Klamurke Hypsopsyllus

Sich verdichtender Gedankenaustausch

Von Raymond hab ich noch immer das Bild vor mir: wir beide sitzen so etwa in der letzten Reihe, wenn ich mich recht erinnere: im Klassenraum einer Schule. In Moskau war das. Vorne doziert, auf Russisch, Sergej Prokovjev. Ich verstehe kein Wort. Aber irgendwie, aus welcher Wahrnehmung auch immer, macht sich bei mir der Eindruck breit: Der „Allseits bekannte Anthroposoph“ da vorne hat keine Ahnung von „Philosophie der Freiheit“, er redet in „Hülsen“. – Dann spricht noch jemand; ich glaube, es war Bondarev. Für mich, trotz Fehlens russischer Sprachkenntnisse, ein ganz anderer Eindruck. Das, was er spricht, sind seine „Ergebnisse“. Ich frag Raymond, ob das alles sein kann … Aus seiner Antwort – die ich nicht mehr genau in Erinnerung habe – entnahm ich, dass ich mit meiner Einschätzung in etwa richtig lag. Das war in den neunziger Jahren. Damals war ich, über drei Sommerkurse lang, mit Massagekursen in Moskau beschäftigt; und beschäftigt auch mit Verarbeiten neuer Eindrücke sowie Korrigieren angelernter Perspektiven.
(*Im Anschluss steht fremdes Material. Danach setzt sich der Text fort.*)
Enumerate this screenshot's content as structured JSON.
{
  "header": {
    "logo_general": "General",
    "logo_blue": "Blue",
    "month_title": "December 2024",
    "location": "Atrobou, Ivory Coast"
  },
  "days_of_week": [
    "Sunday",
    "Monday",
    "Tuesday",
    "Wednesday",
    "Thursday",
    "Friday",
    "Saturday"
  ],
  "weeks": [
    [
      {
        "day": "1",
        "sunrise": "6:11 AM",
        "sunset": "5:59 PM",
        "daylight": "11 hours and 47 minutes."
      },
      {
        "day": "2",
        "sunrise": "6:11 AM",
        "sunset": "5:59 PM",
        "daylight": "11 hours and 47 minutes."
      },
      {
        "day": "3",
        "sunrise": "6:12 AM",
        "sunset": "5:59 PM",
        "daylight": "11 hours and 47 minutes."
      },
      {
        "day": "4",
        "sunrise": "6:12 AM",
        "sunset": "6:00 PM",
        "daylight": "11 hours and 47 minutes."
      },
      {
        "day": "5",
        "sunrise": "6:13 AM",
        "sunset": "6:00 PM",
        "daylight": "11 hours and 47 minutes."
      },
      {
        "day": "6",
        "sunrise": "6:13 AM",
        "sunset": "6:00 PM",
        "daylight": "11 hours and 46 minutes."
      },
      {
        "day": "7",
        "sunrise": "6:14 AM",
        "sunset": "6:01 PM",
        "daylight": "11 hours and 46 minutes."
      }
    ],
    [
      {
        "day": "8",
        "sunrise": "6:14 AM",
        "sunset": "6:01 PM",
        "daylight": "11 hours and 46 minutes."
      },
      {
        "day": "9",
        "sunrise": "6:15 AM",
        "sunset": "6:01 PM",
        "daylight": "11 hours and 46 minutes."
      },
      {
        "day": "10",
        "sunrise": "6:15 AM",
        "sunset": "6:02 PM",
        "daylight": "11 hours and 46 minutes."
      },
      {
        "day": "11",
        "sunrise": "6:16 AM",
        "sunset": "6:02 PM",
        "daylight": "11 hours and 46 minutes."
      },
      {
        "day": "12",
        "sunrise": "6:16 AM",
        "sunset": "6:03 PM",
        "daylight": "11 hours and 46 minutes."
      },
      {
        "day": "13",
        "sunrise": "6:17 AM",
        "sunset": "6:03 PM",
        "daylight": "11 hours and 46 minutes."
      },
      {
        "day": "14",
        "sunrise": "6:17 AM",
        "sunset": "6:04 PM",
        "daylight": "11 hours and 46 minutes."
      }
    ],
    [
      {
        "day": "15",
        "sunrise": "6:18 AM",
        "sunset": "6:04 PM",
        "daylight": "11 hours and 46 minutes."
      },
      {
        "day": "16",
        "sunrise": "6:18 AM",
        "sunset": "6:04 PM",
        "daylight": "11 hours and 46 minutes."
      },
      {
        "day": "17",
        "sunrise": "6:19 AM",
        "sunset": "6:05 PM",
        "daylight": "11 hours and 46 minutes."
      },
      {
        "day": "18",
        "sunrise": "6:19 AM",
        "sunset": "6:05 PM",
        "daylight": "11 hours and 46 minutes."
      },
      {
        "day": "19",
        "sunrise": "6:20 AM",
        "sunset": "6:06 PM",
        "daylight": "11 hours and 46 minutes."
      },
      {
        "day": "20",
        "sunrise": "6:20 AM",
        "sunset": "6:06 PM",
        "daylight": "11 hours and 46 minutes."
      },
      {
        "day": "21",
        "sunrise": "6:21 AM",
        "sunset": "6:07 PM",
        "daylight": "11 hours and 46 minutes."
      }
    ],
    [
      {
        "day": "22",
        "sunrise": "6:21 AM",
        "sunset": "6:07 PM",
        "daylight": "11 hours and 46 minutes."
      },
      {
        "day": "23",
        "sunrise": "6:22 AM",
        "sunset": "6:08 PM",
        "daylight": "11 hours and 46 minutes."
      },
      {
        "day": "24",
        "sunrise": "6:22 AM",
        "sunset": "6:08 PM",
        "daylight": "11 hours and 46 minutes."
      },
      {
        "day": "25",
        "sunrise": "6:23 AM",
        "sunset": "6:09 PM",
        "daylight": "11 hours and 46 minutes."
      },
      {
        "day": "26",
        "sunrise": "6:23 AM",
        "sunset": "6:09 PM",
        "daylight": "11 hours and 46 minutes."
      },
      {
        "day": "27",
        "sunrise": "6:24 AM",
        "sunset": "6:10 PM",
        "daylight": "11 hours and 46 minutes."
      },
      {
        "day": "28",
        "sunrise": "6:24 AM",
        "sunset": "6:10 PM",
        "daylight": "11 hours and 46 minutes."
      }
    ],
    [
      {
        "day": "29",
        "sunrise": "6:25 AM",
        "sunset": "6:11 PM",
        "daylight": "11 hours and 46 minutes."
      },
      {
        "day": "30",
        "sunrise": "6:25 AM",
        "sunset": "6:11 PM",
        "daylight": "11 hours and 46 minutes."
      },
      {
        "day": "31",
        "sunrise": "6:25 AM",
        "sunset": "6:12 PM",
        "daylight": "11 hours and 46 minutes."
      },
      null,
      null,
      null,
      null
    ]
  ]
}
Im Weiteren gab es zwischen Raymond und mir periodisch Gedankenaustausch via Korrespondenz; ein Gedankenaustausch, der nun auf diesen Seiten eine gewisse Verdichtung erfährt. Für mich – ein authentisch gelebter Austausch, dessen wesentliche Schnittmenge sich ergibt aus anthroposophisch angeregten Gedanken und Ideen, aus erlittener Anthroposophie, aus dem Leben an sich. Für mich umso spannender, als für mich Raymond einen Menschentyp repräsentiert, der ohne Netz lebt: Rein auf sich gegründet und unbeirrt seinen Werten authentisch Treue hält.
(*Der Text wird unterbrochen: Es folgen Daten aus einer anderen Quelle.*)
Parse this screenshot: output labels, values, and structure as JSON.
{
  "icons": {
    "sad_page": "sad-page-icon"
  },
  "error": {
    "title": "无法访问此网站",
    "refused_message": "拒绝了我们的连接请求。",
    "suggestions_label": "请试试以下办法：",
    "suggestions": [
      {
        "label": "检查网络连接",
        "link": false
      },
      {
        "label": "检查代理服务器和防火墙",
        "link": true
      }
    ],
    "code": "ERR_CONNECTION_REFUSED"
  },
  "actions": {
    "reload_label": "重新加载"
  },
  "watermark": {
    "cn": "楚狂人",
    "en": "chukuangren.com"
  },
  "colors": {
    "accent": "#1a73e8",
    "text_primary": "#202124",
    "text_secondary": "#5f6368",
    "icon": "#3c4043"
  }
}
Ein gemeinsames Buch, nämlich die „Tugenden“ von Herbert Witzenmann, das Raymond ins Russische übersetzte, war mir damals wie heute noch ein sehr nahes Erlebnis. Unter anderem auch deshalb, weil ich einen Sommer lang als Bühnenhelfer am Goetheanum tätig war; und dies war das erste Buch, das ich, neben den Steiner-Werken, dort kaufte und immer wieder las, und das mich bis heute begleitet. Mich hat es sehr beeindruckt, dass Raymond so tief in diese Zusammenhänge eindringt, und den Mut und das Können hat, diese Grundlagen ins Russische zu übersetzten.

Was mich sehr berührt, sind noch die Einblicke, die mir von ihm gewährt werden; die Teilnahme an einem Leben, das sich, für mich, zwischen den Welten Ost -West bewegt, und durch und durch authentisch gelebt wird; aus Perspektiven, die für mich nicht umfassender sein könnten: Beispiele dafür finden sich ua. in den unzähligen Fotographien und Filmdokumenten. Sie bergen für mich, neben ihrer Professionalität, auch noch ungehobenes Potential zur Weiterbearbeitung/Verarbeitung.

Durch meine ehemaligen Kontakte zu „Russland“ und die gegenwärtigen durch Raymond hat sich meine Sichtweise unter anderem auf das gegenwärtige Konfliktgeschehen stark differenziert und lässt sich von keinem „Mainstream“ verbiegen.

Im Grunde leben wir alle, „Westbürger“ wie „Ostbürger“, in einer groß angelegten, politisch-medial zubereiteten Lüge. Lügen darüber was alles, hier und dort, „Gut“ und „Böse“ sei, vorgekaut für die jeweiligen Gruppierungen, Völker, Ethnien, um ja nicht das wirklich, wesenhaft Böse zu erkennen. (Von wem ist das eigentlich inszeniert?) Es wird aus meiner Sicht global ein Krieg in den Köpfen aller Bürger inszeniert; die Deutungshoheit liegt bei der von hierzu befugten Stellen gesteuerten „öffentlichen Meinung“.

So betrachtet bin ich gespannt, was diese Seite „Hypsopsyllus“ für uns alle bringen mag, womit sie gefüllt wird.